If a sign that is considered important (like a stop sign) suddenly changes or disappears then you can alert local authorities to check it out.
Also, if the database proves reliable you can have a backup system. Maybe if the car is expecting a stop sign that is missing, perhaps the car could slow down and make sure it is safe to continue, at least until the sign can be fixed or it can be determined that there should no longer be a sign there.
Wolfger - 6 years ago
Just eliminate human drivers, and you will eliminate the need for human-visible street signs.
Ybother - 6 years ago
This only proves again that the biggest issue is programmer failure.
Stop signs are octagonal in shape all over the world, and are the ONLY octagonal-shaped road signs - for a reason. It ensures that the driver will immediately recognize the stop sign, no matter what.
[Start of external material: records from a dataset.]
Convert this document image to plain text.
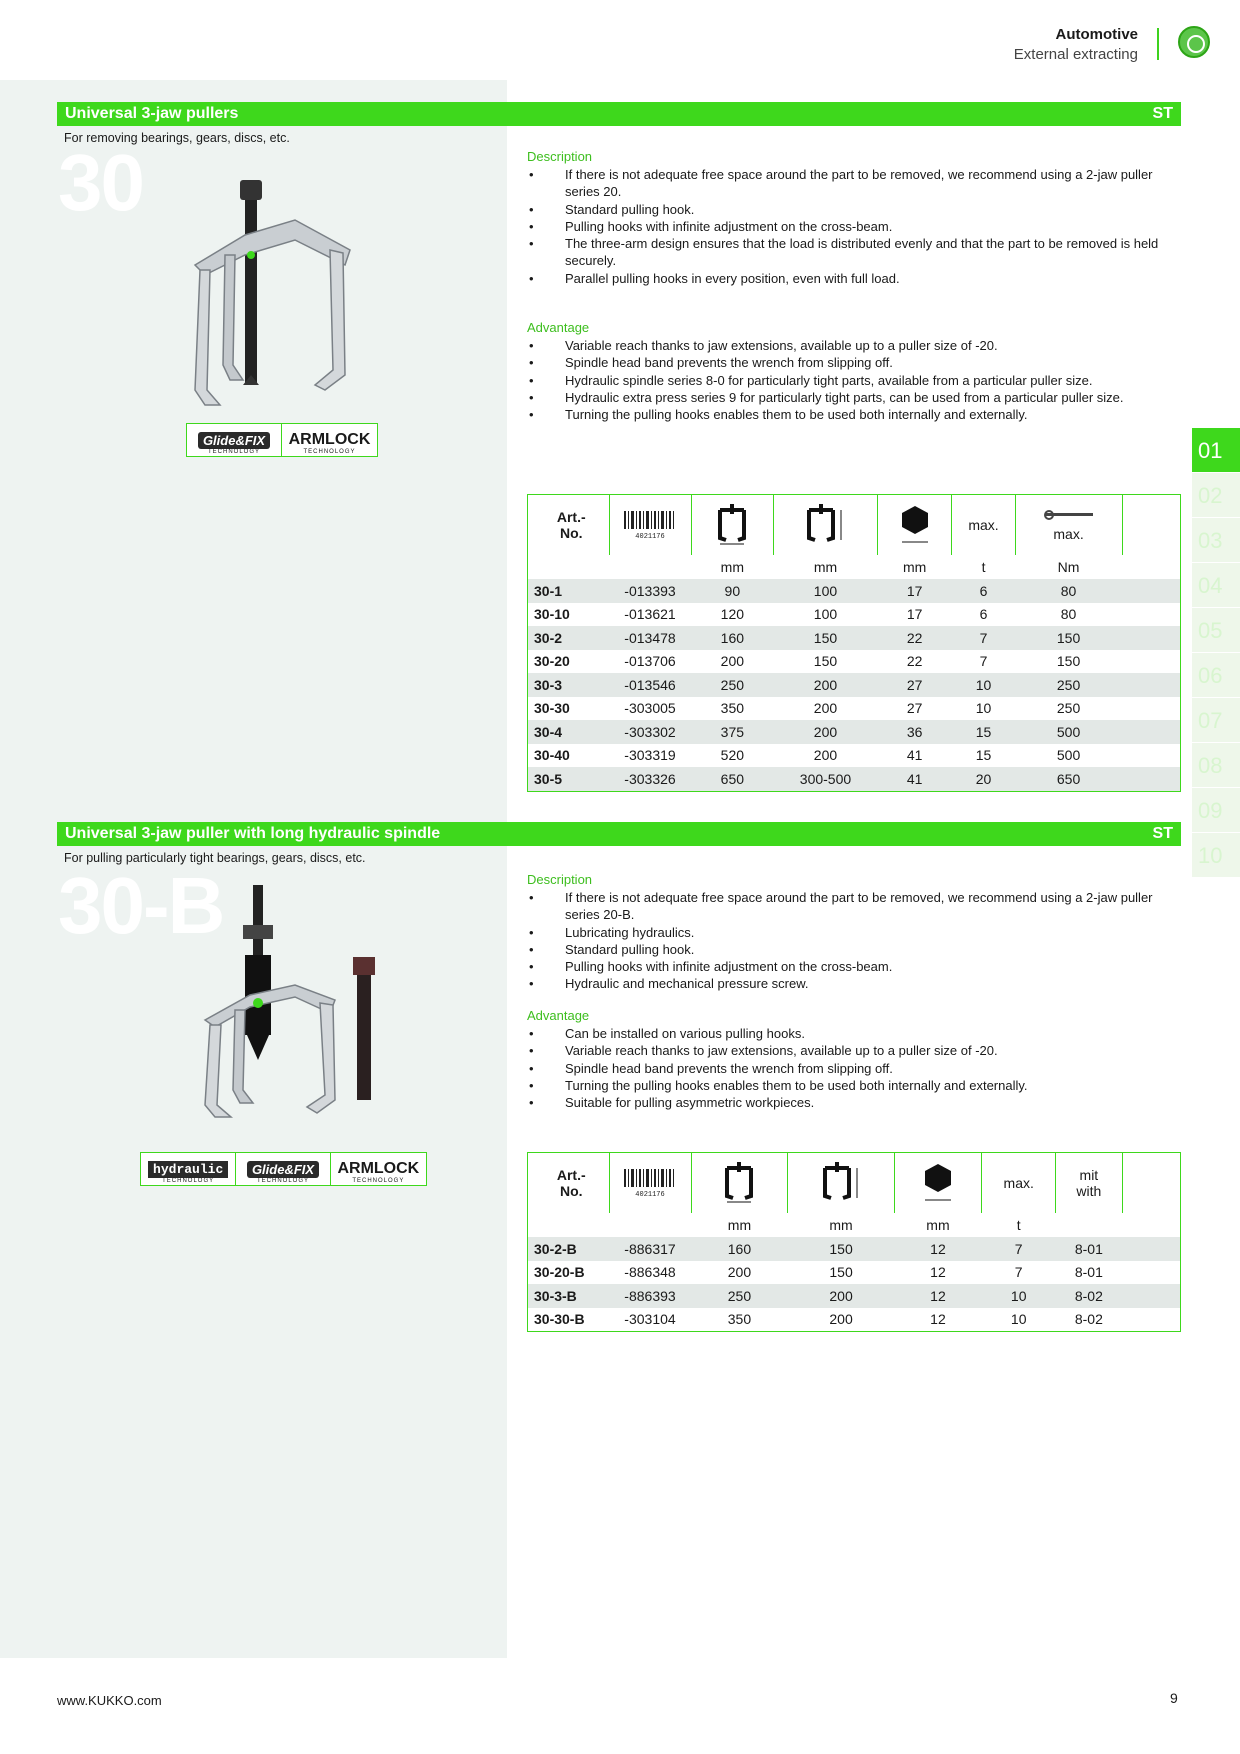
Automotive
External extracting
Universal 3-jaw pullers	ST
For removing bearings, gears, discs, etc.
30
Glide&FIX
TECHNOLOGY
ARMLOCK
TECHNOLOGY
Description
• If there is not adequate free space around the part to be removed, we recommend using a 2-jaw puller series 20.
• Standard pulling hook.
• Pulling hooks with infinite adjustment on the cross-beam.
• The three-arm design ensures that the load is distributed evenly and that the part to be removed is held securely.
• Parallel pulling hooks in every position, even with full load.
Advantage
• Variable reach thanks to jaw extensions, available up to a puller size of -20.
• Spindle head band prevents the wrench from slipping off.
• Hydraulic spindle series 8-0 for particularly tight parts, available from a particular puller size.
• Hydraulic extra press series 9 for particularly tight parts, can be used from a particular puller size.
• Turning the pulling hooks enables them to be used both internally and externally.
Art.-
No.	4021176				max.	max.	
		mm	mm	mm	t	Nm	
30-1	-013393	90	100	17	6	80	
30-10	-013621	120	100	17	6	80	
30-2	-013478	160	150	22	7	150	
30-20	-013706	200	150	22	7	150	
30-3	-013546	250	200	27	10	250	
30-30	-303005	350	200	27	10	250	
30-4	-303302	375	200	36	15	500	
30-40	-303319	520	200	41	15	500	
30-5	-303326	650	300-500	41	20	650	
Universal 3-jaw puller with long hydraulic spindle	ST
For pulling particularly tight bearings, gears, discs, etc.
30-B
hydraulic
TECHNOLOGY
Glide&FIX
TECHNOLOGY
ARMLOCK
TECHNOLOGY
Description
• If there is not adequate free space around the part to be removed, we recommend using a 2-jaw puller series 20-B.
• Lubricating hydraulics.
• Standard pulling hook.
• Pulling hooks with infinite adjustment on the cross-beam.
• Hydraulic and mechanical pressure screw.
Advantage
• Can be installed on various pulling hooks.
• Variable reach thanks to jaw extensions, available up to a puller size of -20.
• Spindle head band prevents the wrench from slipping off.
• Turning the pulling hooks enables them to be used both internally and externally.
• Suitable for pulling asymmetric workpieces.
Art.-
No.	4021176				max.	mit
with	
		mm	mm	mm	t		
30-2-B	-886317	160	150	12	7	8-01	
30-20-B	-886348	200	150	12	7	8-01	
30-3-B	-886393	250	200	12	10	8-02	
30-30-B	-303104	350	200	12	10	8-02	
01
02
03
04
05
06
07
08
09
10
www.KUKKO.com	9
If the software wasn't programmed to recognize the octagon shape of the sign, then whoever fed the program the sign parameters should have lost his/her job right there and then. It's such a basic descriptor!
cdcjb - 6 years ago
@Ybother, if somebody followed your simple rules -- every stop sign is an octagon or any octagon is a stop sign -- then the AI would be even easier to trick.
Ybother - 6 years ago
Well, actually, yes, every stop sign IS an octagon, but you misunderstood what I meant.
In most of the world, traffic signs use symbols, not words, to convey their intent. The shape and color of the sign defines its usage. Thus, warning signs are triangular with a red border, prohibitory signs are round with a red border or completely red, informational signs are square, etc. The Stop sign is almost universally octagonal, red, and has the word STOP or an upraised palm) on it. A Yield is the only triangular sign positioned with the base up.
Proper programming must include error checking and handling. Obviously, the software did not some basic error checking built into it. If I see a red triangle, but can't make out what's inside, I'll still know it's a warning of some sort, and not think it's a speed limit sign. This software saw a sign, ignored the fact that it was octagonal in shape, and decided it was a speed limit sign - and a very specific one at that.
So obviously the shape of the sign can't be used, by itself, to determine what the sign is, but taking the shape into consideration when trying to figure out the sign would have prevented this error. Of course, we can continue tricking the program by adding parts to the sign to alter its shape, but that can also confuse a human. And if the AI finds that it can't reconcile the discrepancies, it should go into error handling mode, which should be to bring the vehicle safely to a stop and give the driver control back.
Asimov should have added a 0'th Law of Robotics: Recognize that as an AI you are only an ARTIFICIAL intelligence, meant to mimic humans, but are never smarter than them...
WaggsWolf - 6 years ago
This is bull, look at the white paper behind this. The algorithm they are using is a research version and has nothing to do with the actual version used in self-driving cars. Those will be far more advanced, far better trained. They didn't even test with any brand's car. They have no idea if this problem affects any company with cars out there in development or otherwise. Very misleading.